Excerpts about the restaurants:

  • Big Ten Burrito: “The ceiling is the dominant and most spatial component, creating a varied height throughout. The walls create an intense red backdrop that the other parts are able to play off. The diners come into direct contact with the furniture components… which creates a smaller scale and sense of tactility.”
  • btb cantina: “…Building on the logic of the PLY_paper lights where two thin surfaces intersect to create a rigid form, a wall surface was developed to link the different areas of the interior. At one point the surface is wall and another it creates a bottle display for tequila behind the bar.”

In the third book of the series “furniture & patterns,” Borum and Daubmann’s wood and paper lights and the creation of complex formal and spatial readings with an economy of means are shown with illustrations of project work.

During an interview in the book with the architects, Borum and Daubmann revealed some of their inspirations, including cars, vernacular buildings, biology, botany and food.

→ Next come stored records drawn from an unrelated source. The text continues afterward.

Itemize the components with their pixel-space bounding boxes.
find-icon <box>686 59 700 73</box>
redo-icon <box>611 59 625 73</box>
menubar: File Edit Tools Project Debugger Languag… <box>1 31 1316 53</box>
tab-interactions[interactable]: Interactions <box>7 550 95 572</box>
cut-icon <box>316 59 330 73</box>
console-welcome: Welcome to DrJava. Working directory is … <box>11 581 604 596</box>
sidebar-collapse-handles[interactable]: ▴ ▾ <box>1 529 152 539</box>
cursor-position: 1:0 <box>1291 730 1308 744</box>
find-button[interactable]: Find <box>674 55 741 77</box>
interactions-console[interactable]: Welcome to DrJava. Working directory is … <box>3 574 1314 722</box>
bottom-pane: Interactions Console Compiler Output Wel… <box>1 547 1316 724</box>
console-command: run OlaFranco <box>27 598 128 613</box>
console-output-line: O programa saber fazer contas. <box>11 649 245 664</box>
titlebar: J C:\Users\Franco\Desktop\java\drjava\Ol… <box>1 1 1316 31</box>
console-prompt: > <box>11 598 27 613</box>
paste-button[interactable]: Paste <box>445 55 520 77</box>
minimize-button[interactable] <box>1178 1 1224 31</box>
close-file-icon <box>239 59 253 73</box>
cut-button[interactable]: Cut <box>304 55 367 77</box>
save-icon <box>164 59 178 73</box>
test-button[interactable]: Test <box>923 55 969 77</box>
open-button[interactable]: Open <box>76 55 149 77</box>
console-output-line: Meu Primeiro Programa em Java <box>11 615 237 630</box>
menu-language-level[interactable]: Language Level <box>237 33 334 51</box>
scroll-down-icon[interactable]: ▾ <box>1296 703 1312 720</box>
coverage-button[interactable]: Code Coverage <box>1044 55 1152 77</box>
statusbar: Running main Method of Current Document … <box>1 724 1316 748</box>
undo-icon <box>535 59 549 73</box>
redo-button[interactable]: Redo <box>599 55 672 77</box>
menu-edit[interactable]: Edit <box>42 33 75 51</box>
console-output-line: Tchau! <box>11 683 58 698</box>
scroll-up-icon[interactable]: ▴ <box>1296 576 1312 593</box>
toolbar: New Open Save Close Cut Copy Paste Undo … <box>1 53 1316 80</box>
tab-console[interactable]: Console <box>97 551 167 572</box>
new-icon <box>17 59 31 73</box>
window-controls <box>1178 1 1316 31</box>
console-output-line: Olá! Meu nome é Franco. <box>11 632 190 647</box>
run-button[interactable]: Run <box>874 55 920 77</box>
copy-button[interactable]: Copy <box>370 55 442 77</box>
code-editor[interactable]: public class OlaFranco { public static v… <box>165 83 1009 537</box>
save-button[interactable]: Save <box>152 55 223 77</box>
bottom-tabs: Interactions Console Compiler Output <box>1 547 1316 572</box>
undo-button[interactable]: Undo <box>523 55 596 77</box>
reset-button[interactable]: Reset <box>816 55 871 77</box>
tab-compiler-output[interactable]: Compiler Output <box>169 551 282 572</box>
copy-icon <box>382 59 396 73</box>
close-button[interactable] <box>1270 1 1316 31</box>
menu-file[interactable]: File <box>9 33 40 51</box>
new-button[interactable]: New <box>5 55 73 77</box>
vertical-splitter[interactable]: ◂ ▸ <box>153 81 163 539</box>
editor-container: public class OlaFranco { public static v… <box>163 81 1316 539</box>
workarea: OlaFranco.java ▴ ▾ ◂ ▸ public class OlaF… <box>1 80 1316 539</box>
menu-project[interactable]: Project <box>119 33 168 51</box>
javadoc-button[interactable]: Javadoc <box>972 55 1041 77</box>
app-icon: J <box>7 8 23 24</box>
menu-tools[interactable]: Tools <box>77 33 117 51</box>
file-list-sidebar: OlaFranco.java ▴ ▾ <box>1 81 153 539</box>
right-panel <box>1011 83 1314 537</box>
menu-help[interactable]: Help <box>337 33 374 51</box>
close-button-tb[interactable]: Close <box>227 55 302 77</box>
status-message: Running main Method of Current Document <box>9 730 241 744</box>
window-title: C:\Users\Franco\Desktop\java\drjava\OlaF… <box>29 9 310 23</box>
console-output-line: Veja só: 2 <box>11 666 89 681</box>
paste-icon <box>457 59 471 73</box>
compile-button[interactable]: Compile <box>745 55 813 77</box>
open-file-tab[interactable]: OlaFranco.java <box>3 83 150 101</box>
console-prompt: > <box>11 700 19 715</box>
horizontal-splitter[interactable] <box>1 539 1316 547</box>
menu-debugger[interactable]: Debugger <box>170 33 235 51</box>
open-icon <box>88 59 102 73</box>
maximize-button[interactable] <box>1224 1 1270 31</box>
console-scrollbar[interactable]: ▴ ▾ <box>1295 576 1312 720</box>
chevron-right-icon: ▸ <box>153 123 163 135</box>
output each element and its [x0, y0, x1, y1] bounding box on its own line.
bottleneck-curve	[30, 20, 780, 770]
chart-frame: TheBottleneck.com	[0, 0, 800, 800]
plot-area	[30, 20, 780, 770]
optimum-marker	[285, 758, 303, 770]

They elaborate on their design aesthetic: “Pattern and surface are reoccurring themes in their work. The patterns are often dictated by the spatial or programmatic concerns.”

In addition to talking about the their preferred professions if they were not designers and about one project in particular that they wish would have been built, they list characteristics students who want to be designers should have: “Obsessive tendencies, dedication to work, thick skin.”

The series was published by DAMDI in Sept. 2009.